An urn contains 2 white and 2 blacks balls. A ball is drawn at random. If it is white it is not replaced into the urn. Otherwise it is replaced along with another ball of the same colour. The process is repeated.
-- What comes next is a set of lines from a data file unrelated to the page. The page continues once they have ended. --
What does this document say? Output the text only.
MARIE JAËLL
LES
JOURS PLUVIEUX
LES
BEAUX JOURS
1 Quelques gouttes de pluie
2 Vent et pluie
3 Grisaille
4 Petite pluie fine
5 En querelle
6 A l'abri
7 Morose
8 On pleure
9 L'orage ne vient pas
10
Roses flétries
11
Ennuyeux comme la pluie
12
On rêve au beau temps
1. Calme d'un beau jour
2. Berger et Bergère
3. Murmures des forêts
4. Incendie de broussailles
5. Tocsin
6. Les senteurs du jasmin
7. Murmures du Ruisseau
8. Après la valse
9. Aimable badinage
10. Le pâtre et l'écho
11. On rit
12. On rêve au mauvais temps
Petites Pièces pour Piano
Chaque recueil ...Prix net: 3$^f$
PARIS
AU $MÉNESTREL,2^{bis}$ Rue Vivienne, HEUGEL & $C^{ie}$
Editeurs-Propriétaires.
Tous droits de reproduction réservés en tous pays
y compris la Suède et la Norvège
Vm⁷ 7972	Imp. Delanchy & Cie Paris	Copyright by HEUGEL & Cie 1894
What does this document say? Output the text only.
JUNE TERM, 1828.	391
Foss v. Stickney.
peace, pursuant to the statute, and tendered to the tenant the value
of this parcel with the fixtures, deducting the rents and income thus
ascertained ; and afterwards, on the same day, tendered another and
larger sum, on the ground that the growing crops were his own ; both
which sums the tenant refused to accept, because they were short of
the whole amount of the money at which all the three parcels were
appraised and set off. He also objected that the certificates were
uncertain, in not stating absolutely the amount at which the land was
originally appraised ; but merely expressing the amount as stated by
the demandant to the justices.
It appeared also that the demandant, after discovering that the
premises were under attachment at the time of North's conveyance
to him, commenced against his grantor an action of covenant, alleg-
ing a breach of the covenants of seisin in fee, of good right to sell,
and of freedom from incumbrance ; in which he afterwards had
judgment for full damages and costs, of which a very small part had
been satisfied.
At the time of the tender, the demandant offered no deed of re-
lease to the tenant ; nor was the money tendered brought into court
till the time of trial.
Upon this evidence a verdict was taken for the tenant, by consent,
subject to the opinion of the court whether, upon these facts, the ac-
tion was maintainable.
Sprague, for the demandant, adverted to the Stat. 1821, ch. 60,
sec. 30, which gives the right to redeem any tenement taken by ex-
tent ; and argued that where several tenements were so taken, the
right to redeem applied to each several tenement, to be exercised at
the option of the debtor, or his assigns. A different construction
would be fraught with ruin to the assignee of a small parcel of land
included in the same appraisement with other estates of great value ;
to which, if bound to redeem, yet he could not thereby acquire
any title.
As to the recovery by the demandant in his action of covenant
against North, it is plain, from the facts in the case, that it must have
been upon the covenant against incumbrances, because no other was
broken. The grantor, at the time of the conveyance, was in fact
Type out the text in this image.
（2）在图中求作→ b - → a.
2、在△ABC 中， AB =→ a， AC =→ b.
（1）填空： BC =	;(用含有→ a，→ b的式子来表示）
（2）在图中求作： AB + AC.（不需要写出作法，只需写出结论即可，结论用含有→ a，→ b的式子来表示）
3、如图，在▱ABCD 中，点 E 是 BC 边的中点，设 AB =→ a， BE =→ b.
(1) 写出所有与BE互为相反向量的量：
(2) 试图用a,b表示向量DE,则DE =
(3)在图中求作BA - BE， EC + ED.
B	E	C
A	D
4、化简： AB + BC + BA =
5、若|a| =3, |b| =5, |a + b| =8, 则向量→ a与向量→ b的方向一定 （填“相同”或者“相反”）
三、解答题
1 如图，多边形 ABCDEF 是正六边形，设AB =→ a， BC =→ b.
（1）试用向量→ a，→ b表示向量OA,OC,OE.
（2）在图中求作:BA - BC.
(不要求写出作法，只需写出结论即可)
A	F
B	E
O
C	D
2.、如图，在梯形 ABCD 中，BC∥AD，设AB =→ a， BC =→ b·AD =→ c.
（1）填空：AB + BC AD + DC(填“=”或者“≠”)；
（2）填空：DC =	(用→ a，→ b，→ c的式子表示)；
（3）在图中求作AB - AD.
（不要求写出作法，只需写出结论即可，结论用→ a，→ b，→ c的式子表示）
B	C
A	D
Find the probability that the third ball drawn is black.

• A. $\frac{17}{30}$
• B. $\frac{16}{23}$
• C. $\frac{7}{15}$
• D. $\frac{23}{30}$

Answer 1

The correct option is D $\frac{23}{30}$

Let $B_i$ = ith ball drawn is black.
$W_i$ = ith ball drawn is white, where i = 1, 2
and A = third ball drawn is black.
We observe that the black ball can be drawn in the third draw in one of the following mutually exclusive ways.
(i) Both first and second balls drawn are white and the third ball drawn is black.
i.e. $(W_1\cap W_2)\cap A$
(ii) Both first and second balls are black and third ball drawn is black.
i.e. $(B_1\cap B_2)\cap A$
(iii) The first ball drawn is white, the second ball drawn is black and the third ball drawn is black.
i.e $(W_1\cap B_2)\cap A$
(iv) The first ball drawn is black, the second ball drawn is white and the third ball drawn is black.
i.e. $(B_1\cap W_2)\cap A$
$\therefore P\left(A\right)=P\left[\right\{(W_1\cap W_2)\cap A\}\cup \{(B_1\cap B_2)\cap A\}$
$\cup \left\{\right(W_1\cap B_2)\cap A\}\cup \left\{\right(B_1\cap W_2)\cap A\}]$
$=P\left\{\right(W_1\cap W_2)\cap A\}+P\left\{\right(B_1\cap B_2)\cap A\}$
$+P\left\{\right(W_1\cap B_2)\cap A\}+P\left\{\right(B_1\cap W_2)\cap A\}$
$=P(W_1\cap W_2).P\left(A|(W_1\cap W_2)\right)+P(B_1\cap B_2).P\left(A|(B_1\cap B_2)\right)$
$+P(W_1\cap B_2).P\left(A|(W_1\cap B_2)\right)+P(B_1\cap W_2).P\left(A|(B_1\cap W_2)\right)$
$=(\frac{2}{4}\times \frac{1}{3})\times 1+(\frac{2}{4}\times \frac{3}{5})\times \frac{4}{6}+(\frac{2}{4}\times \frac{2}{3})\times \frac{3}{4}+(\frac{2}{4}\times \frac{2}{5})\times \frac{3}{4}$
$=\frac{1}{6}+\frac{1}{5}+\frac{1}{4}+\frac{3}{20}=\frac{23}{30}$